What is that supposed to mean?
It means who gets to decide what is the right education needed to become president? The politico-economic elites will want people like it to represent it. So most likely a university degree will be required. That cuts off a lot of people who could make good elected officials, but did not have the socio-economic background to attend university. And it wouldn't garanty that competent morale people would get elected. All it would do is make sure that a certain elite stays in power.
25+ years without corporal punishment and I do not see an improvement but a deterioration in kids. We are dealing with rape, murder and drugs on a hourly basis. Soft touches are just not working.

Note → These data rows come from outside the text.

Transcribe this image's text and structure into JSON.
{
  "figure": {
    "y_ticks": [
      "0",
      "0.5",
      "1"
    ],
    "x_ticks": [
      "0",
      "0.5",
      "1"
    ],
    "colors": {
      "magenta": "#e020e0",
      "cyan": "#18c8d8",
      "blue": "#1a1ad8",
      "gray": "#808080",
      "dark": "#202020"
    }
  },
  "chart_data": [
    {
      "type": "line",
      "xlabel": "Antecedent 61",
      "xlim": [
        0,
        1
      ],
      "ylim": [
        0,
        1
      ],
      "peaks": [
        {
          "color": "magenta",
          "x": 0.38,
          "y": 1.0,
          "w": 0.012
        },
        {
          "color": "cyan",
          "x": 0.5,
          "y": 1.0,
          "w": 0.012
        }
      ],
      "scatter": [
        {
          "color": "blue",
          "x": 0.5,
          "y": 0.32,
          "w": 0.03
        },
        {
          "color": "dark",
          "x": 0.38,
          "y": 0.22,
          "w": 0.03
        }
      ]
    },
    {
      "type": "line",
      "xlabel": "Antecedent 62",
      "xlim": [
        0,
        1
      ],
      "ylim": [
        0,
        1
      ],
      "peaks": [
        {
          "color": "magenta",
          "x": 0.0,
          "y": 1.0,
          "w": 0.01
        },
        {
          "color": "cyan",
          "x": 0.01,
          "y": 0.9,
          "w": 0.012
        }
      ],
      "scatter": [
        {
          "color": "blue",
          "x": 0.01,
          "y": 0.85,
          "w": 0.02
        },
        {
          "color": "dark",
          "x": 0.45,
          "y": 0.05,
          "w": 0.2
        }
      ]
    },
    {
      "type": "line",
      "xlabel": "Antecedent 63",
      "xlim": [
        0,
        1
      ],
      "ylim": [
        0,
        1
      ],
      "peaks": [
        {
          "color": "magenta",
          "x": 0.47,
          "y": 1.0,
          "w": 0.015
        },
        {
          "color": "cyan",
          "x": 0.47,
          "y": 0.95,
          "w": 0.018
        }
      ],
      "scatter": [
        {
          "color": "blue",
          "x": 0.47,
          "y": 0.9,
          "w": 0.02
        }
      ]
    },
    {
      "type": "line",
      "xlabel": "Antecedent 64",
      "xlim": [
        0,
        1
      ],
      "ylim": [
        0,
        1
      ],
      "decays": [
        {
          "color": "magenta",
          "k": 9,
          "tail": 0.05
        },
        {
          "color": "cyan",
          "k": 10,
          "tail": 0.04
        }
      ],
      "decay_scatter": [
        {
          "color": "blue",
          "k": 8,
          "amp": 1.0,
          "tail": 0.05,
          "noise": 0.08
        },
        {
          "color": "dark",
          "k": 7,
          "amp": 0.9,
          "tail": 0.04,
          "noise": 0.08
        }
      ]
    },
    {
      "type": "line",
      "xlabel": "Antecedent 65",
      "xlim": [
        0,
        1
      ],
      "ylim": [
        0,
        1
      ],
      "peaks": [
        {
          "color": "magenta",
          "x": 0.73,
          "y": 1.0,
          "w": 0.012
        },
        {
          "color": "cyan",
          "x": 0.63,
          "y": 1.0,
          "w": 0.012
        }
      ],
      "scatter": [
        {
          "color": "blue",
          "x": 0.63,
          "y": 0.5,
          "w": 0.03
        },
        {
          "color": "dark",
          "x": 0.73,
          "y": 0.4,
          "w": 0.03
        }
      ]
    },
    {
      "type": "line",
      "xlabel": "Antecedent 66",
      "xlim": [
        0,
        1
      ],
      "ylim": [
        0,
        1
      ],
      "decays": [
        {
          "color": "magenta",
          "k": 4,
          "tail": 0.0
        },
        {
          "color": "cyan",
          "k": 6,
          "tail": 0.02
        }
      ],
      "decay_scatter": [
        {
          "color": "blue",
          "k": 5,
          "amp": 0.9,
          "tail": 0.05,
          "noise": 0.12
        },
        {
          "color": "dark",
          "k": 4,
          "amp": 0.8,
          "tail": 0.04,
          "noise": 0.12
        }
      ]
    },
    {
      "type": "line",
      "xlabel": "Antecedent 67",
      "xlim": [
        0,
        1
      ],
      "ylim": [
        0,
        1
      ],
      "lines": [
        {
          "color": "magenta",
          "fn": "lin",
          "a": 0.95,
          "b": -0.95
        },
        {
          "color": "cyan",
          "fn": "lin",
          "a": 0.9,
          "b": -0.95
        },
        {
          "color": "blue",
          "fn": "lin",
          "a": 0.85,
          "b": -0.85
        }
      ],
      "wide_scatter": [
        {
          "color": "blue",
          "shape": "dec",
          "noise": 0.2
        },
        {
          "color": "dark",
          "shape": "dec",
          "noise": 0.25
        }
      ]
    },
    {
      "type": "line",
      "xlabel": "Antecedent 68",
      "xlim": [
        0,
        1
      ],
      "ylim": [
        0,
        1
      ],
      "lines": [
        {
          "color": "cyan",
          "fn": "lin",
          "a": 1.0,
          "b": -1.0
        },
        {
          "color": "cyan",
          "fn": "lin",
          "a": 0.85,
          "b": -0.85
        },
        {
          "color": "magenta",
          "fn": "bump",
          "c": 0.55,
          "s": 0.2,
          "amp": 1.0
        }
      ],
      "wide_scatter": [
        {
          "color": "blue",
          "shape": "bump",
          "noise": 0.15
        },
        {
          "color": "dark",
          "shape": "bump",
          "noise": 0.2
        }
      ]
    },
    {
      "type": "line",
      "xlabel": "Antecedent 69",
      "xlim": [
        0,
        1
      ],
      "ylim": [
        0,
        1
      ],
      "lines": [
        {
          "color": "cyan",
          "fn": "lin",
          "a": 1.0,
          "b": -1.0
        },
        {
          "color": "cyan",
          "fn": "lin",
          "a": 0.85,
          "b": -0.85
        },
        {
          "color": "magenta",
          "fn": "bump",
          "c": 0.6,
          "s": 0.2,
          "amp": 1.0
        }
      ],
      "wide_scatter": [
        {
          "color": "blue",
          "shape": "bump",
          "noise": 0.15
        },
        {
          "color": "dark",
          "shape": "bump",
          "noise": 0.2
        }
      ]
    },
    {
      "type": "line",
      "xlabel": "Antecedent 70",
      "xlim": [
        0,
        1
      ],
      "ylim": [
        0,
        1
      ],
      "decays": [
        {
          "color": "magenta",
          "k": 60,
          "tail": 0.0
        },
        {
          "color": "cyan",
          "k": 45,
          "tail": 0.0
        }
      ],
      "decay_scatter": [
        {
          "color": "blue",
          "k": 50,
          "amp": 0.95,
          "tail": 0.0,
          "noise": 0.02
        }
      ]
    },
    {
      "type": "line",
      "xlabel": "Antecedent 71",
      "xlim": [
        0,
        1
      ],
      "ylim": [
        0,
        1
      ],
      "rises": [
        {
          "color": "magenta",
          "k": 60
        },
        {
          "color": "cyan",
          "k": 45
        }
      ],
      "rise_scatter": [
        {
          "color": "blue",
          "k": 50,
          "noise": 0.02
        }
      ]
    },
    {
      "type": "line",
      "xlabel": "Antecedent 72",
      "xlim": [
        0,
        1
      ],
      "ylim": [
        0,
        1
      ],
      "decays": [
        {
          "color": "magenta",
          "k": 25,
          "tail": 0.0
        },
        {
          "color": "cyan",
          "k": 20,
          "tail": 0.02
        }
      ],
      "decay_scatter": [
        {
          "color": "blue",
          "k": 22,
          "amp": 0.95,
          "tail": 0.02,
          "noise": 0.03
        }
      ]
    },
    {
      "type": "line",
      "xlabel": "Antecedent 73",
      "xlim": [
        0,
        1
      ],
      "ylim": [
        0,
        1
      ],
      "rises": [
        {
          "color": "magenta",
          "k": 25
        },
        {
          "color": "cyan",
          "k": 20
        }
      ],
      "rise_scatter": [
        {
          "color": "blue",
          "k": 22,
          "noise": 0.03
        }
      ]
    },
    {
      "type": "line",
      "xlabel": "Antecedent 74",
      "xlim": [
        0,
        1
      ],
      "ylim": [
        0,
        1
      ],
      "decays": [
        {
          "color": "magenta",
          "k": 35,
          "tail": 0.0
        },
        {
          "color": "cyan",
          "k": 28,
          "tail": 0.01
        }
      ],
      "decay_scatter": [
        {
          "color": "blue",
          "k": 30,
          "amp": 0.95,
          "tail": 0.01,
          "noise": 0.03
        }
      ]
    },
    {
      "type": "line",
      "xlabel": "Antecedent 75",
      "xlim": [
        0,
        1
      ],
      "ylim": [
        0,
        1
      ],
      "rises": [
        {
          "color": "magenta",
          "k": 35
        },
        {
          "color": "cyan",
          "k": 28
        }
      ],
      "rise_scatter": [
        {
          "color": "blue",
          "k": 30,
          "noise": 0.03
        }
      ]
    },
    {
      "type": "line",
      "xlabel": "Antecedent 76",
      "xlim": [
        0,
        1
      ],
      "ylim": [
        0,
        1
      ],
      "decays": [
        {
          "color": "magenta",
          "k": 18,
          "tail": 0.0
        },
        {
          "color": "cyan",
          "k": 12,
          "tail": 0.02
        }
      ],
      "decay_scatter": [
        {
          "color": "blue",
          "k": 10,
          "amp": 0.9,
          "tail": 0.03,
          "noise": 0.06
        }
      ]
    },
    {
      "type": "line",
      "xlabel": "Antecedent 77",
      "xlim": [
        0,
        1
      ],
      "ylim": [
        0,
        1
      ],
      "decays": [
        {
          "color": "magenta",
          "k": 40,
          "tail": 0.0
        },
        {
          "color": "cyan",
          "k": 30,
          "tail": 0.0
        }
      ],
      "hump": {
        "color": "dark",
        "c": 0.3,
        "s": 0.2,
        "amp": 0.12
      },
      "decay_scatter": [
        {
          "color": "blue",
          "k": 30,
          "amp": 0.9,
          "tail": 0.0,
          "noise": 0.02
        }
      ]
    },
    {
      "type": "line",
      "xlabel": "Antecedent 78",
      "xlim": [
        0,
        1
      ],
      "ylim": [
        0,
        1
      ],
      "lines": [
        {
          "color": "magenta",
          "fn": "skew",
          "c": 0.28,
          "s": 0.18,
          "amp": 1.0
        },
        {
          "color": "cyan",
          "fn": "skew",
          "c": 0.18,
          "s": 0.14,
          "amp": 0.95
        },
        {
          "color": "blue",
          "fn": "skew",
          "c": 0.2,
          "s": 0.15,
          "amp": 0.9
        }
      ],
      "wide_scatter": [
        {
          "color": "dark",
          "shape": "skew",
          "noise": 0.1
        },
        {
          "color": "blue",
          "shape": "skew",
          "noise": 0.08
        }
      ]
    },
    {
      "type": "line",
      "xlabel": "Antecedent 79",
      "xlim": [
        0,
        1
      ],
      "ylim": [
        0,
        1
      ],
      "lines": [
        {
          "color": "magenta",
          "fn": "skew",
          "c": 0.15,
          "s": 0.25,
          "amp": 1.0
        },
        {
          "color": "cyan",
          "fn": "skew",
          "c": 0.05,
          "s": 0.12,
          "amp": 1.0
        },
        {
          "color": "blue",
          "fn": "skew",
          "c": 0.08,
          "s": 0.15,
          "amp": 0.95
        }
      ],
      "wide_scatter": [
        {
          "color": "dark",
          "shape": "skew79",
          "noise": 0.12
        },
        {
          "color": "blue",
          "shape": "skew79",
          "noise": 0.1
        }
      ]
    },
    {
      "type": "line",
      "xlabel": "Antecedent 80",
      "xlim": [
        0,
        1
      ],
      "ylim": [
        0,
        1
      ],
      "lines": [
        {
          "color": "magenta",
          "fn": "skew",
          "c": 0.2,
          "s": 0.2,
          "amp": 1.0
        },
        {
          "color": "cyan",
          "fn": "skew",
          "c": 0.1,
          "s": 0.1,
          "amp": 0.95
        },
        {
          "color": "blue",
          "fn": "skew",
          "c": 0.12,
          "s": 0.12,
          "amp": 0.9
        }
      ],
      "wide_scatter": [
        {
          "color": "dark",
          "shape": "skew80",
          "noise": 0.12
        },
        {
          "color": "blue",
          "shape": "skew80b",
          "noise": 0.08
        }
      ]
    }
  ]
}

That is a world view anchored in the
strick father model. A child's "sins", to use your vocabulary, is the parents' fault because it didn't enforce violent punishement to correct behavior. That violence is the way to foster civic virtues. It ignores external factors, like say the impact of aparteid, and the problem of domestic violence. But I guess apartheid was just being strick with a population that like children wasn't mature enough to govern itself.
You do realise there are a number of things one can do, to get fired - all of which pale when I make the statement "The right to work and provide for ones family is more important than x"
Again, a false analogy.
And the right to an education after school is not a right - it is a choice. We are talking about varsity kids.
University is education. In a world were automation and low skills jobs are very mobile and do not pay well, university is more than ever a right.
No, but cheating it way more endemic and a much more common problem than vandalism, yet apparently expelling 1 kid for the throwing of excrement and defacing a statue is more important than the expulsion of 8,000+?
Cheating is a problem. It does raise the question of whether memorisation for a test is education at all. But I digress. I'm less familiar with the issue of Chinese plagiarism in the US, but whether is it wrong or right to expel them, I still can critic your proposition to expel vandals in SA. Althought, from what you said there does seem to be elements of free speech in what they did.
Have you looked at the percentages of black people in comparison to other demographics in South Africa. Does this surprise you?
Thanks for demonstrating my point. Also, is the percentage of white prisoner the same as in the general population?
Norway is great for Norway and other countries similar to Norway. South Africa is not Norway in too many ways.
Maybe if it had more policies like Norway it would be more like Norway.
Exactly how many blacks do you think don't finish school these days?
So, black people would be disproportionately affected by your education requirement for the presidency, no?
As for our prisoners - we are not talking Canadian hard core crimes like throwing gum on the ground... you do get that right?
Heh. Ethnic stereotypes aren't arguements.
It is about building a better tomorrow with the thugs of today.
You're not denying it is exploitation. You also do not mind that using prisoners takes away paying jobs for the general population. And, if black people are over represented in prisons, that they would be more exploited in your prefered system.
Here is a conspiracy theory for you, perhaps you want South Africa to flounder around aimlessly for 100 years or so, blaming Apartheid, when in fact hard changes can be made to rapidly improve the country NOW.
Oy.
But that doesn't serve your purposes because you don't want a successful South Africa because then you cant exploit the black man for a couple more years raping them of their country's diamonds, gold, agriculture...etc like the white man did during Apartheid but in a bad PR sought of way. How does that grab you? It is a little too much of a western ideology for you? Bad Canada, bad, bad...
I'm a Québécois who says that Canada fosters discrimination against my nation. Your attack missed its target.
That being said, I agree with you that capitalism is a system based on violence, exploitation and inequality. The problem is that your solutions foster violence, exploitation and inequality.
Ringing bells are synonymous with shame? Is that an Afrikaner meme?